The instrument can be programmed to optimise differences between similar products, or to be measure similarities of complementary products.
Test results are extremely repeatable and thus the instrument beautifully differentiates flow characterstics of powders.
The tight repeatability allows the flow impact of even subtle product blends, formulations, processing or storage treatments to be measured.
Our pre-established programs instruct the Powder Flow Analyzer to quantify powder flowability, powder compaction, powder cohesion, powder flow rate sensitivity, powder caking, powder attrition, powder bridging. These attributes collectively fingerprint a powder's flow charateristics so that those attributes can be repeatably measured.
TYPICAL APPLICATIONS INCLUDE:
1. Flowability of 26 Common Powders Using Compaction & Cohesion Project
This study illustrates the repeatability of the instrument's measurements on a very broad set of powders. The study annotates the calculations on a few typical powders and provides a template for users to characterize and benchmark their own powders using the same techniques.
2. Caking of 26 Common Powders Using Caking Project
This study illustrates how the instrument can be programmed to condition and then pack a column of powder under extremely precise conditions, and then to break up the formed cake, if a cake has formed. The project quantifies the changes in column height during the cake forming sequences, the energy required to break the formed cake, and the height of the formed cake. The study annotates the calculations on a few typical powders and provides a template for users to characterize and benchmark their own powders using the same or similar caking techniques.

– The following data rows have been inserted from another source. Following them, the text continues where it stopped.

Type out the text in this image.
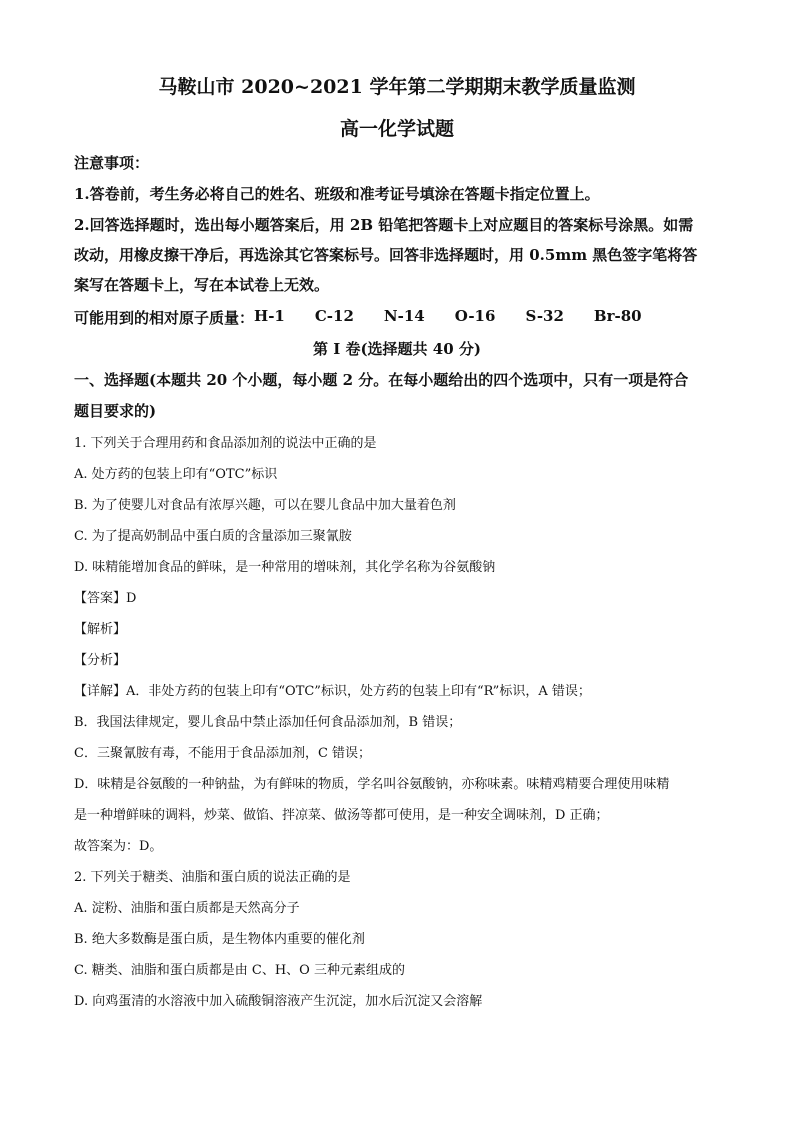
马鞍山市 2020~2021 学年第二学期期末教学质量监测
高一化学试题
注意事项：
1.答卷前，考生务必将自己的姓名、班级和准考证号填涂在答题卡指定位置上。
2.回答选择题时，选出每小题答案后，用 2B 铅笔把答题卡上对应题目的答案标号涂黑。如需
改动，用橡皮擦干净后，再选涂其它答案标号。回答非选择题时，用 0.5mm 黑色签字笔将答
案写在答题卡上，写在本试卷上无效。
可能用到的相对原子质量： H-1 C-12 N-14 O-16 S-32 Br-80
第 I 卷(选择题共 40 分)
一、选择题(本题共 20 个小题，每小题 2 分。在每小题给出的四个选项中，只有一项是符合
题目要求的)
1. 下列关于合理用药和食品添加剂的说法中正确的是
A. 处方药的包装上印有“OTC”标识
B. 为了使婴儿对食品有浓厚兴趣，可以在婴儿食品中加大量着色剂
C. 为了提高奶制品中蛋白质的含量添加三聚氰胺
D. 味精能增加食品的鲜味，是一种常用的增味剂，其化学名称为谷氨酸钠
【答案】D
【解析】
【分析】
【详解】A．非处方药的包装上印有“OTC”标识，处方药的包装上印有“R”标识，A 错误；
B．我国法律规定，婴儿食品中禁止添加任何食品添加剂，B 错误；
C．三聚氰胺有毒，不能用于食品添加剂，C 错误；
D．味精是谷氨酸的一种钠盐，为有鲜味的物质，学名叫谷氨酸钠，亦称味素。味精鸡精要合理使用味精
是一种增鲜味的调料，炒菜、做馅、拌凉菜、做汤等都可使用，是一种安全调味剂，D 正确；
故答案为：D。
2. 下列关于糖类、油脂和蛋白质的说法正确的是
A. 淀粉、油脂和蛋白质都是天然高分子
B. 绝大多数酶是蛋白质，是生物体内重要的催化剂
C. 糖类、油脂和蛋白质都是由 C、H、O 三种元素组成的
D. 向鸡蛋清的水溶液中加入硫酸铜溶液产生沉淀，加水后沉淀又会溶解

3. Attrition of 26 Common Powders Using Attrition Project
This study illustrates how the instrument can be programmed to condition and then impose an aggressive work history onto a column of powder under extremely precise conditions. The project quantifies the changes in work energy and column height during each sequence. The study provides data on 26 common powders, annotates the calculations on a few typical powders, and provides a template for users to characterize and benchmark their own powders using the same or similar attrition causing sequences.
4. Flow Rate Sensitivity of 26 Common Powders Using Flow Rate Project
This study illustrates how the instrument can be programmed to condition and then impose work into powders at different flow rates. Indexing the results quantifies the sensitivity of the powders to different processing or conveying speeds. Powders behave very differntly to changes in speeds. Of the 26 common powders tested in the study many exhibited resistance to the faster imposed flow, many exhibited less resistance to the faster imposed flow, and several were not at all sensitive to changes in these particular imposed flow rates tested (10 vs 50 mm/second). The study provides a template for users to characterize and benchmark their own powders using the same or similar flow rate sequences.
The comparative logic of the Flow Rate Sensitivity can be followed to quantify a powder's sensitivity to temperature, humidity, storage compaction, tap density, air entrapment, blending ratios, mixing times and speeds, etc.
5. Compaction and Caking during Transit and Handling - Compact Slice Test
Many materials tend to compact during transit. This test compacts the powder column to a user programmed force, then slices back to the top of the column with minimum disturbance, before re-compacting. This is repeated for the programmed number of cycles and the rotor blade then slices through the compacted cake. Force work done and mean force during this slicing show the strength of the compressed "cake" formed and its resistance to flow.
The samples can be ranked, and the results related to in process handling performance.
6. Characterising Blends of Powders (1)
MCC/Lactose Powder Mix formulations.
Micro crystalline cellulose and Lactose were mixed in blends (100/0: 20/80: 50/50: 80/20: 0/100) and the flow characteristics compared under the test conditions of compaction, aeration (cohesion), and packing to form a compressed cake.
7. Characterising Blends of Powders (2)
MCC/Lactose Powder Mix formulations.
Micro crystalline cellulose and Lactose were mixed in blends (100/0: 20/80: 50/50: 80/20: 0/100) and the flow characteristics compared under the test conditions of packing to form a compressed cake.
8. Characterising of Wet-mix Flow - Liquid Variation (1)
MCC/Water mixes
Batches of micro crystalline cellulose and water, in the ratios 20ml/g through to 100ml/g were mixed for 2 minutes using a high shear mixer. A sample was taken from each mix and the flow characteristics tested and compared under the test conditions of compaction and aeration (cohesion), and packing to form a compressed cake.
Controlled Flow* technology enables the sample to be physically displaced in many different ways. The Test Settings of blade path angle and blade tip speed determine the mode of Controlled Flow* achieved within the sample column. Once programmed, the Test Settings can be exactly repeated test after test.